NEW YORK – Biomedical company BridGene Biosciences is expanding the project pipeline of its chemoproteomic isobaric mass-tagged affinity characterization, or IMTAC, platform to discover and develop small molecules for hard-to-drug therapeutic targets, and plans to initiate at least one IND-enabling project in the coming year.
The company also recently entered a collaboration with Takeda Pharmaceutical, involving the use of the IMTAC platform to identify drugs and therapeutic targets for neurodegenerative disease.
The IMTAC platform matches drugs to target molecules via their relative binding affinities through a proprietary computational algorithm. The platform broadly consists of three key elements: a unique covalent small-molecule library, live cell screening, and quantitative mass spectrometry.

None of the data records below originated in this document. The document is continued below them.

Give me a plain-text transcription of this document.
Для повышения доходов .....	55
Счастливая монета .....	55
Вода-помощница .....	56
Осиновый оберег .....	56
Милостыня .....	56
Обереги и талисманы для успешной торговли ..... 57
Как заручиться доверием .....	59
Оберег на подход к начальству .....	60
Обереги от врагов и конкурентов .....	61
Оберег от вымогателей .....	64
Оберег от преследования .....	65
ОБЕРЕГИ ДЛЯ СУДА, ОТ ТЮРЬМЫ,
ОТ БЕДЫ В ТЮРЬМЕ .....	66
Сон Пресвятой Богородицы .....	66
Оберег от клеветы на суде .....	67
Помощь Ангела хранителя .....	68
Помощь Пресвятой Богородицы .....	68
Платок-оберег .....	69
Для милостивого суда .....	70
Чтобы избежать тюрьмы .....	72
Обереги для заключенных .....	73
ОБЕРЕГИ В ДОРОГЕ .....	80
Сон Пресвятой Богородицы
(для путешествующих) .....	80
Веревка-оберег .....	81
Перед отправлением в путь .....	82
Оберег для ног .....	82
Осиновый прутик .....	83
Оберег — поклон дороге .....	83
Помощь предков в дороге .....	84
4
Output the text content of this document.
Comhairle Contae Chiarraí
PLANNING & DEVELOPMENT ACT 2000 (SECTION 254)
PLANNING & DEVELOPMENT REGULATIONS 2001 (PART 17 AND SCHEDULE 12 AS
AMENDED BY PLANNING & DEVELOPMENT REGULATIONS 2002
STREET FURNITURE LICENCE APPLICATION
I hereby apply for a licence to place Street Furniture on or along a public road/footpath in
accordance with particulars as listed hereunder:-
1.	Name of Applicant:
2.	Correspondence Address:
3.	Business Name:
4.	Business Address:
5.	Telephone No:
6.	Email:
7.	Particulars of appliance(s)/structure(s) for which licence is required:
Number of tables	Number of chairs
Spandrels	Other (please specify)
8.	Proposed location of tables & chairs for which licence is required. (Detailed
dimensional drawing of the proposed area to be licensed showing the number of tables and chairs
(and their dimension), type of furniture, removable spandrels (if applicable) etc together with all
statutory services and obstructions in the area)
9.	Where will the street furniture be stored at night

Live cells are exposed to a small molecule library, whose components bind to the cells' proteins. Cells are then lysed to pull down the proteins bound to molecules from the library. Those proteins are enriched and digested into peptides of roughly equivalent masses (isobaric) for mass spec analysis, which identifies the proteins and quantifies their relative binding affinities to their corresponding small molecules.
BridGene then evaluates any small molecules that bind to cellular targets of interest for their ability to impact disease phenotypes.
The strategy is similar to other companies applying high-throughput protein analysis technologies to drug discovery, such as Interline Therapeutics, which performs protein pull-down followed by isobaric labeling and mass spec.
Ping Cao, BridGene's cofounder and CEO, explained that IMTAC differs in several ways, key among these being its proprietary small-molecule library, the ability to achieve proteome-wide screening as well as target-focused screening in live cells, and the company's binding affinity analysis algorithm.
The platform can also be used to screen both covalent and non-covalent small molecules.
"Competing platforms focus on just covalent small molecules, to our knowledge," Cao said.
"Our biggest advantage," he added, "is we can identify drugs for traditionally undruggable targets, including targets containing shallow binding pockets."
Ligand binding sites often correspond to large and/or deep clefts found along a protein's surface. A pocket's depth can help to reinforce any binding activity occurring within the pocket by constraining a ligand's movement and locking it geometrically in place. Shallow binding pockets, by comparison, generally require more binding energy to hold a ligand, such as a bioactive compound, in place, making it more challenging to target these sites.
Recently, the company showcased IMTAC's drug and target discovery abilities through five abstracts presented at the 2021 AACR-NCI-EORTC Virtual International Conference on Molecular Targets and Cancer Therapeutics.
The discoveries discussed included small-molecule ligands for hard-to-drug targets such as RhoA, TEAD1, SRSF1, and WDR5, as well as previously unknown non-kinase targets for ibrutinib and sunitinib.
The company is currently in the early stages of developing small molecule inhibitors of TEAD1 to treat mesothelioma, glioblastoma, liposarcoma, and pancreatic cancer, among others. It has also discovered several inhibitors of the epigenetic modulator WDR5, and plans to develop new drugs targeting WDR5-dependent cancers, that are based on the lead hit from this screen, called BGS2597.
Finally, BridGene has identified a covalent ligand of the oncogenic RhoA-Y42C mutation, that inhibits cell growth in the mutation-bearing CCK-81 cell line.
The TEAD1 project is currently the furthest along. The company has planned an IND-enabling study for next year and hopes to file for an IND in 2023.
Although the company was sparing with the details of other projects, it has a busy pipeline planned.
"We will do lead optimization for three to five projects and will complete [an] in vivo study for three projects every two years," said Cao, "and then move one to two projects into the IND [phase], and then we will license out other projects."
Throughout these projects, Cao added that BridGene would continue to improve upon the IMTAC platform and "will introduce more optimization [to] further increase throughput and expand our small molecule library."
BridGene currently uses the IMTAC platform in collaboration with several biotechs and pharmaceuticals. The company recently expanded upon a collaboration with Takeda, for instance, to discover targets and small molecule drug candidates for neurodegenerative disease.
"Access to BridGene's novel chemoproteomics platform can help us to rapidly identify novel targets and novel drug candidates with the potential to target underlying mechanisms of debilitating neurological disorders," Ceri Davies, head of Takeda's Neuroscience Drug Discovery Unit, said in a statement.
BridGene launched in 2018 and closed a $12 million Series A funding round in May.